You can help grow liberals by reminding yourself what liberals have accomplished. Read and pass along this 2003 declaration "I am a Fighting Liberal."

Mudrake makes excellent points on the same subject.

2 comments:

Jack Jodell said...

I've been saying for years that what we need is more liberalism, not less, and that we need our existing liberals to be MORE LIBERAL. The Republican-Lite "blue dog" Democrats have proven to be the fly in the ointment. They jam up and water down much needed social and economic reform and, in effect, carry out corporate America's conservative, self-serving, militaristic agenda.

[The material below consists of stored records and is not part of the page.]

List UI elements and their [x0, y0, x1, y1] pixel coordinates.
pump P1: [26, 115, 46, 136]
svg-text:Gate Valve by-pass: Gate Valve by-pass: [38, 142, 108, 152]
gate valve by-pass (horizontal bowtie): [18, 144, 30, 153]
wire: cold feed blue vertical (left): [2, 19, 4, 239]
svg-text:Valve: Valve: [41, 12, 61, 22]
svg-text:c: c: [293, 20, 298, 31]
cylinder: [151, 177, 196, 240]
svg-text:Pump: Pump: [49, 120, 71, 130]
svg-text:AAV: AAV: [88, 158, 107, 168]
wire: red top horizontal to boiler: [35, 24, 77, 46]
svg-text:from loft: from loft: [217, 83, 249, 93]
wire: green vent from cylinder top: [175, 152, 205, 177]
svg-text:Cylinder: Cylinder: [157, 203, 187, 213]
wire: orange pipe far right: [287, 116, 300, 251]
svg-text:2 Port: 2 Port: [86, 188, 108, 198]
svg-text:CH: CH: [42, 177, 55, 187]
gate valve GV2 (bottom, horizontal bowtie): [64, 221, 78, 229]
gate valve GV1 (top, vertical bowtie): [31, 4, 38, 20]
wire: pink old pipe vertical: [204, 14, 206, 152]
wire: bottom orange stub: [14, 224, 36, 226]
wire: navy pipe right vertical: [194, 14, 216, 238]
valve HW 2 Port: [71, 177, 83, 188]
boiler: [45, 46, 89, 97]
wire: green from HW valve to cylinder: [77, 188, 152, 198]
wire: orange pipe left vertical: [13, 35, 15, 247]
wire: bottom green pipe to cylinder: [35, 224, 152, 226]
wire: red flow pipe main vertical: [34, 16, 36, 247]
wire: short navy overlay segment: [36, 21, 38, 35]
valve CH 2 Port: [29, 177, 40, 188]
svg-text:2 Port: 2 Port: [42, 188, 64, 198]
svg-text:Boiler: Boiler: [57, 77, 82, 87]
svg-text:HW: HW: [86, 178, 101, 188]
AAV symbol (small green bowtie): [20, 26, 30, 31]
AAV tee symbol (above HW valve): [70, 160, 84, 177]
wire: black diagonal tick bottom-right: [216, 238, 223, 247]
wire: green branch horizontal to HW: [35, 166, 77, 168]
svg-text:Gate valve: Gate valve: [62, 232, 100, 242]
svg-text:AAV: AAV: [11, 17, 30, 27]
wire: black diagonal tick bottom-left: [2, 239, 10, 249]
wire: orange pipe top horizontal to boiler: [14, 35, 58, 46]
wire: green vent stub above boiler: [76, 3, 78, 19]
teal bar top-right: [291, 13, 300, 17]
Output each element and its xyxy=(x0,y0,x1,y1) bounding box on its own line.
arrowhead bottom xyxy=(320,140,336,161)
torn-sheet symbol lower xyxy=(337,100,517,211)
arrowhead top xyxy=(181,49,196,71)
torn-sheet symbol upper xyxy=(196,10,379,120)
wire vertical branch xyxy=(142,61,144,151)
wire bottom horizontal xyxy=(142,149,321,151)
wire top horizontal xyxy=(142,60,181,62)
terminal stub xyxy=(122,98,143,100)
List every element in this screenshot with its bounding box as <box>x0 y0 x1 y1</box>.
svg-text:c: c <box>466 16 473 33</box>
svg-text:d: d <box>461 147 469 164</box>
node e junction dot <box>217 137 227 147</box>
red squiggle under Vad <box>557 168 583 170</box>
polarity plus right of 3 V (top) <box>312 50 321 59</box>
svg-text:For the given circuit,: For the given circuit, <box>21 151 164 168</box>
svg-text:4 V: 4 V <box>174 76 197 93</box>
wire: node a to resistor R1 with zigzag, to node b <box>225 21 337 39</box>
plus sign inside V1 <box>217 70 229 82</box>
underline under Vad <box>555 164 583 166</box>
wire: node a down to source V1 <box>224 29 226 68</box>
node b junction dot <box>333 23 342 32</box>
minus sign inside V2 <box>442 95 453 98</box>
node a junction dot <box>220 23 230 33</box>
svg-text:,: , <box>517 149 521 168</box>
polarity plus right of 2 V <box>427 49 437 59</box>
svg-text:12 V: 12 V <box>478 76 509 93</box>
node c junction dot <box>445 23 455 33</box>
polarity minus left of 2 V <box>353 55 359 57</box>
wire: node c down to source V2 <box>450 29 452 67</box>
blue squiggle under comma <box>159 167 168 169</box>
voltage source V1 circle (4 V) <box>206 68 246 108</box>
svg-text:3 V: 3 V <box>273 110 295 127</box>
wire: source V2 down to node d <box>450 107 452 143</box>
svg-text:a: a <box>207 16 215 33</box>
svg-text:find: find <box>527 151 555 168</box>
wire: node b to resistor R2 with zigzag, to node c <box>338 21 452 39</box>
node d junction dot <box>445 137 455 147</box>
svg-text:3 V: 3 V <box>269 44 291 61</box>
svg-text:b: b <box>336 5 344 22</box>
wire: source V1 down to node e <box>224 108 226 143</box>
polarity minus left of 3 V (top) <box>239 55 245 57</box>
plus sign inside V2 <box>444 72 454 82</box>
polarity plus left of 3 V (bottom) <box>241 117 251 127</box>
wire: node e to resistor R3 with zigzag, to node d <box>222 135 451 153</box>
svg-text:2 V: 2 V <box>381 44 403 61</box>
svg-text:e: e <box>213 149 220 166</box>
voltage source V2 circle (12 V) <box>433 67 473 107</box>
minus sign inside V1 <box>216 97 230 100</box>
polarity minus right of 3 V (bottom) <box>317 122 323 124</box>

As for the far right, they are emulating and once more putting into practice what Goebbels, Goering, and Hitler did so effectively in Nazi Germany:by rewriting history and telling big lies often enough and loudly enough, they are brainwashing otherwise sensible people into believing or going along with their warped social and economic beliefs. Such blatantly cynical dishonesty destroyed Germany, and it will do the same to us.

Time to wake up and quit listening to Fox "News", America!

mud_rake said...

In total agreement and I blogged on that point recently.